A Film Review of Smoke Signals

Fathers, Friends, Forgiveness...learning from Native Americans

            The Covenant Church which I (Rob) grew up in was predominately Swedish. (In the parlance of today, our tossed salad was heavy on Swedish cucumbers, though we did have one messianic Jew, a Chinese matriarch and her talented clan, and several Armenian families.) When my mother started attending the church around 1930, she was the only non-Swede; she was Cherokee and Irish. Not wanting her culture to be lost, she took our whole family on Easter vacations to Arizona to visit Indian reservations and Native American archeological sites. Growing up with a healthy consciousness that we were part Native American was not easy. Few cared about the modern day Indian. And little has changed.

            It should come as no surprise, then, that it is rare to find a movie about contemporary Native Americans. Audiences will pay to see "cowboy and Indian" fare based in the 19th century, but few in our culture have any real interest in exploring what it means to be an Indian in white America today. That the film Smoke Signals has been so well received by audiences and critics alike is therefore quite extraordinary. The movie even won two awards at Robert Redford's 1998 Sundance Film Festival!

            Billed as the first feature movie entirely written, directed, and acted by Native Americans, Smoke Signals  was adapted for the screen from four short stories by Sherman Alexie out of his collection The Lone Ranger and Tonto Fistfight in Heaven. Alexie is quoted in Time magazine as saying, "I love the way movies have more power than books. They continue the oral tradition, the way we all sit around the fire and listen to stories." Here, indeed, is a story to see and hear.

            The film opens on the Fourth of July, 1976. It tells the tale of two modern-day Coeur d'Alene Indians, Victor Joseph and Thomas Builds-the-Fire who leave their Idaho reservation twenty years later to go by bus to retrieve the ashes of Victor's alcoholic father. Arnold Joseph has died in Arizona, years after abandoning his family, and forgiveness does not come easily. Victor is good-looking, self-righteous, and stoic. He has sealed himself off in anger since his father left him as an adolescent. Thomas -- geeky, happy, and forever talkative -- is the storyteller trying to understand his friend's pain (and perhaps his own). It is Arnold Joseph who binds these otherwise dissimilar twenty year olds together. He is not only Victor's father; he also saved the infant Thomas from a fatal house fire that orphaned him that July 4th evening.

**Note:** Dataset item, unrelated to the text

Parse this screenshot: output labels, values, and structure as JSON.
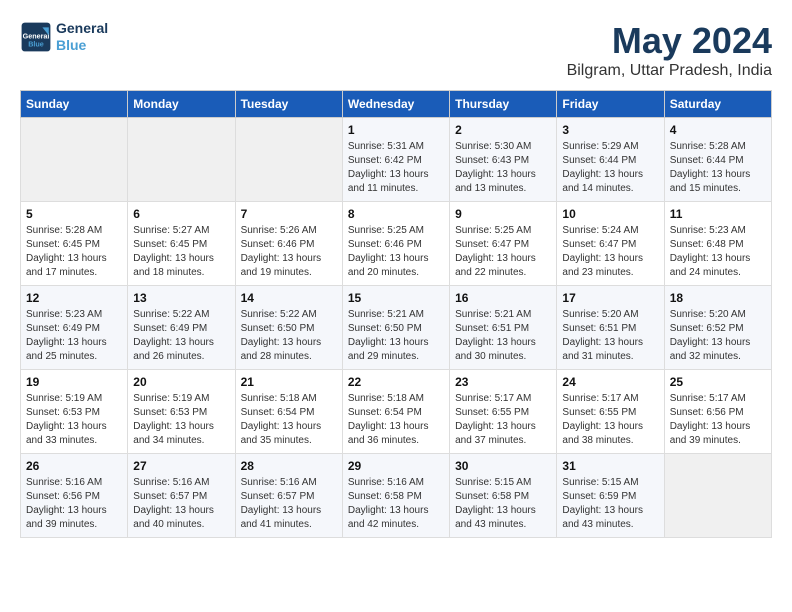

            From such a skeletal plot description, one might presume the movie to be dark and sentimental; it is not. Humor abounds. The weather report on "K-Rez" always begins, "It's a good day to be indigenous" and its traffic report typically says, "One car went by earlier." Frustrated with Thomas' non-stop talking, Victor can tell him to "get stoic. Look like a warrior." He also accuses Victor of learning his "Indianness" from watching Dances with Wolves! In this movie, we see a younger generation of Native Americans poking fun at themselves.

            Smoke Signals is a genre "road picture" whose structure needs only a "destination" to work. Otherwise, the story allows for freedom and improvisation along the way. In this movie, the need to recover the father's ashes is the "excuse" for the young men's bus trip to Arizona. But the real movement occurs as the youth discover life's meaning and possibilities through their growing friendship. Dialogue is the heart of the movie, but it is never preachy. Rather, the movie uses humor and a fondness for Indian culture to help its viewers better understand both today's Native American and ourselves.

            Through the use of storytelling so typical of Indian culture, Smoke Signals weaves together fantasy and realism in a series of flashbacks and fast-forwards, often narrated by Thomas. In the process not only are Thomas and Victor able to accept their past and present, but we as viewers are able better to discover our stories as well. The director, Chris Eyre, says, the movie is a "universal story about fathers and friends and forgiveness." He has used the tradition he knows best (the Native American), but the movie is meant to transcend culture. Its final soliloquy is a moving voiceover of a poem by Dick Lorrie: "How do we forgive our fathers? Maybe in a dream....Do we forgive our fathers in our age or in theirs? Or in their deaths? Saying it to them or not saying it?" These are questions for anytime or place.

            But because Smoke Signals is a Native American movie, it is more than just a metaphorical story with universal meaning. The movie is political despite itself; it is about getting to know the American Indian in our midst. We are shown three typical ways that Native Americans have learned to cope with the largely indifferent if not hostile world around them -- quiet anger, ingratiating storytelling, and alcohol. In Smoke Signals, no overarching answers are presented, but insight is achieved nonetheless. And we do get a glimpse of the neighbor in our midst.